- Пожалуйста... - сквозь зубы повторил комиссар, продолжая писать. Пожалуйста... А что ж театр? Надоело?
- Долго рассказывать. И я сама не гожусь для этого дела.
- Надоело... - опять рассеянно повторил военком. - Это хорошо... значит, надоело... - Он небрежно поставил подпись и протянул бумагу Нисветаеву. - С ординарцем, аллюр три креста, пять кавалеристов в охрану. В случае чего - уничтожить.
- Разрешите мне самому? - весь загоревшись, умоляюще сказал Нисветаев.
- Сиди, - сказал Невский, и Нисветаев с надутым видом ушел.
- А почему вдруг надоело? - как ни в чем не бывало обратился к Леле военком, подтягивая к себе новый лист бумаги. - Вы что, против скоморошьего действа или как?
- Да нет. Пускай. А я не хочу! - отчаянно выпалила Леля. - Не хочу ничего. Ни скоморохов, ни "Бедность не порок"... Я вас очень прошу.
- Учились, работали?
- Три года на швейной фабрике. Ну не три, почти три года.
- Да ну, на какой?
- Форонин и Кох. В Петрограде.
- Слышал. А кто у вас там новый директор?
- Директор старый остался. Мы не против были. Да теперь и фабрику закрыли.

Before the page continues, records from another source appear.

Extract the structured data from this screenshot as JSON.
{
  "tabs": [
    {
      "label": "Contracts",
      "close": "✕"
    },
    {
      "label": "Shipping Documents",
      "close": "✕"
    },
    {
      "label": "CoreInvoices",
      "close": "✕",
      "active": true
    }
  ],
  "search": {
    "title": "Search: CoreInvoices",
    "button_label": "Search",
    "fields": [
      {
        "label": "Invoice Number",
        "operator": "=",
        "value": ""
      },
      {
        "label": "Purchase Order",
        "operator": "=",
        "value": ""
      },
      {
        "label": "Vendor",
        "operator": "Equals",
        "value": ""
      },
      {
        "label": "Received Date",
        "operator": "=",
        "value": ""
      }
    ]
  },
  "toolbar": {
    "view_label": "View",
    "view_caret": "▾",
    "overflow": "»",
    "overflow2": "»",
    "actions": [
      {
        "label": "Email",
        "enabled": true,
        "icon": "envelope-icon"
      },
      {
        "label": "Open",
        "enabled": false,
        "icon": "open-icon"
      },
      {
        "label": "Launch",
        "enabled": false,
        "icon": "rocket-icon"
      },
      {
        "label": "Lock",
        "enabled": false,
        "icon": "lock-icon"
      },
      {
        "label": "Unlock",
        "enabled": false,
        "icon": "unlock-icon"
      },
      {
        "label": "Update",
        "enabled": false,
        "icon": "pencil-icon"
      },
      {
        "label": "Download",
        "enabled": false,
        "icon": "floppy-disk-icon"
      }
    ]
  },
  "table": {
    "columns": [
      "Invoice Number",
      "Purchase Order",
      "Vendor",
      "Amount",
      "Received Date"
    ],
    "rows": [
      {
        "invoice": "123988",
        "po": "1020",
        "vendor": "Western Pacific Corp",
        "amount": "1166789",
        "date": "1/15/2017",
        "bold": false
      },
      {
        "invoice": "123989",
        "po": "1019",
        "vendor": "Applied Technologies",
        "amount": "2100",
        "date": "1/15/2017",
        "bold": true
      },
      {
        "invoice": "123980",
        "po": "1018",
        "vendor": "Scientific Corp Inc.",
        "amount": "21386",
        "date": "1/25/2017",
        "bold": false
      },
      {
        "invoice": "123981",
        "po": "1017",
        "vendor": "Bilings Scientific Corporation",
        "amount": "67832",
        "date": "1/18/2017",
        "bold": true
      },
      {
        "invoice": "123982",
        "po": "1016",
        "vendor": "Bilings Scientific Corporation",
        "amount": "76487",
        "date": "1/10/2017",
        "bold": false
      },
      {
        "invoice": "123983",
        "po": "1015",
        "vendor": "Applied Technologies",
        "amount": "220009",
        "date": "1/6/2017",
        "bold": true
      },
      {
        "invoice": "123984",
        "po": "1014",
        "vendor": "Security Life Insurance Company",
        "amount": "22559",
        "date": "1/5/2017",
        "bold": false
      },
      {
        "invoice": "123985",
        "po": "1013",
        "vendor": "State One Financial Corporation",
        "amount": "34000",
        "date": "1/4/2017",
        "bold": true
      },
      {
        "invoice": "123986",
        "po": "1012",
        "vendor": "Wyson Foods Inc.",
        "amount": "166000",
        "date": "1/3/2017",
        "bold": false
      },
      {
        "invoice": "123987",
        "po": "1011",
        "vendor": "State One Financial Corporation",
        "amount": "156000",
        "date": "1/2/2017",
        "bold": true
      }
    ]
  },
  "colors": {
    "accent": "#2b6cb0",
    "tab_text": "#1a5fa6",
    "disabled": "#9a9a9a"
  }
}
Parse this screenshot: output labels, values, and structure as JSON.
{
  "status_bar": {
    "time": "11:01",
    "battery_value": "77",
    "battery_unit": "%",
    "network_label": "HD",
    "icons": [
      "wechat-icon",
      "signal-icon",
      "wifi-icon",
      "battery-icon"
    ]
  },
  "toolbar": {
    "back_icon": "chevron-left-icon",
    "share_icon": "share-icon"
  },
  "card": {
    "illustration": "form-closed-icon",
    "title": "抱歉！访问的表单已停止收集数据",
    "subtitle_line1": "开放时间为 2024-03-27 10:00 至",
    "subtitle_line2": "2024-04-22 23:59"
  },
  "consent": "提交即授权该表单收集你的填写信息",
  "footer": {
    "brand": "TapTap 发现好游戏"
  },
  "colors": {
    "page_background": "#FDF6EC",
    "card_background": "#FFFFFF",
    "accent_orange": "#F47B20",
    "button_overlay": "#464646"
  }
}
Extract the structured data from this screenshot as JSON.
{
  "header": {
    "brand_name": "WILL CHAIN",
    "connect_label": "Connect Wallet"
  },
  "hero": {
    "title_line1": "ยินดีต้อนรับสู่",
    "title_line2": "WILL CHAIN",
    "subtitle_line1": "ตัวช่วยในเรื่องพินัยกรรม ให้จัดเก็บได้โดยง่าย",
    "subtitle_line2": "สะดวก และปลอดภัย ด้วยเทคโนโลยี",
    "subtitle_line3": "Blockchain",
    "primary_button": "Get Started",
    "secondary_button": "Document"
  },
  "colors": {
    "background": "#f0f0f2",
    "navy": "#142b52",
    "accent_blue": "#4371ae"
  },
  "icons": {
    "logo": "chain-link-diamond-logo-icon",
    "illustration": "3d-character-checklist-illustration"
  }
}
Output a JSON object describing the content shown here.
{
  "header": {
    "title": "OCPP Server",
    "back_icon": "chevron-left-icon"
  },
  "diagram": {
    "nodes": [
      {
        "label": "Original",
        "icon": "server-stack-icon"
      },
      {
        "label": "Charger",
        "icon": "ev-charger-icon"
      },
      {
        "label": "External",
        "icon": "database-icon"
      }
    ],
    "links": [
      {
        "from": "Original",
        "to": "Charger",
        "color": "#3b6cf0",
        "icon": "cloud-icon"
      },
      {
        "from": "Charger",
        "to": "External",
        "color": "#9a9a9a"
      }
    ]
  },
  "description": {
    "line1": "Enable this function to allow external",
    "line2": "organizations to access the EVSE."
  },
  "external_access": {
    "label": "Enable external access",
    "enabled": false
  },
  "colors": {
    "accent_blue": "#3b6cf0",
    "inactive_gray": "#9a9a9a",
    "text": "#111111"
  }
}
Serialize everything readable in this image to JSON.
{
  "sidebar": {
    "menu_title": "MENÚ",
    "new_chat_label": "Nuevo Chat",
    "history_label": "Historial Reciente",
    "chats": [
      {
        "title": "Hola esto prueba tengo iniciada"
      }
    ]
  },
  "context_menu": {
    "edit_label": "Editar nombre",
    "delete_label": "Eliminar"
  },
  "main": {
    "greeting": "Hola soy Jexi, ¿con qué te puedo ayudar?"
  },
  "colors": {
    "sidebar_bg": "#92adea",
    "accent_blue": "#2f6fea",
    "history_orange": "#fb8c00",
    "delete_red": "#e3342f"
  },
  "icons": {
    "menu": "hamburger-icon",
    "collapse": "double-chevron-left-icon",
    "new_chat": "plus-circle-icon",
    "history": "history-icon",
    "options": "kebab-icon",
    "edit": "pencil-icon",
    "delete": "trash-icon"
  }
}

- А кто там у вас в фабкоме председатель?
- Да вы что, не верите? - усмехнулась Леля. - Ну, Ксения Касьяновна.
- А часы как? Ходят еще?
- Вы про какие? У табельной? Светящиеся, с керосиновой лампочкой?
- Именно, с керосиновой. Таких вторых не найдешь. До чего экономный мужчина был этот Кох. Нате вам бумагу, пишите заявление, что просите принять вас вольнонаемной на работу в штаб.
Военком опять начал писать. Леля, стараясь как можно лучше, написала и подчеркнула слово "убедительно" в конце.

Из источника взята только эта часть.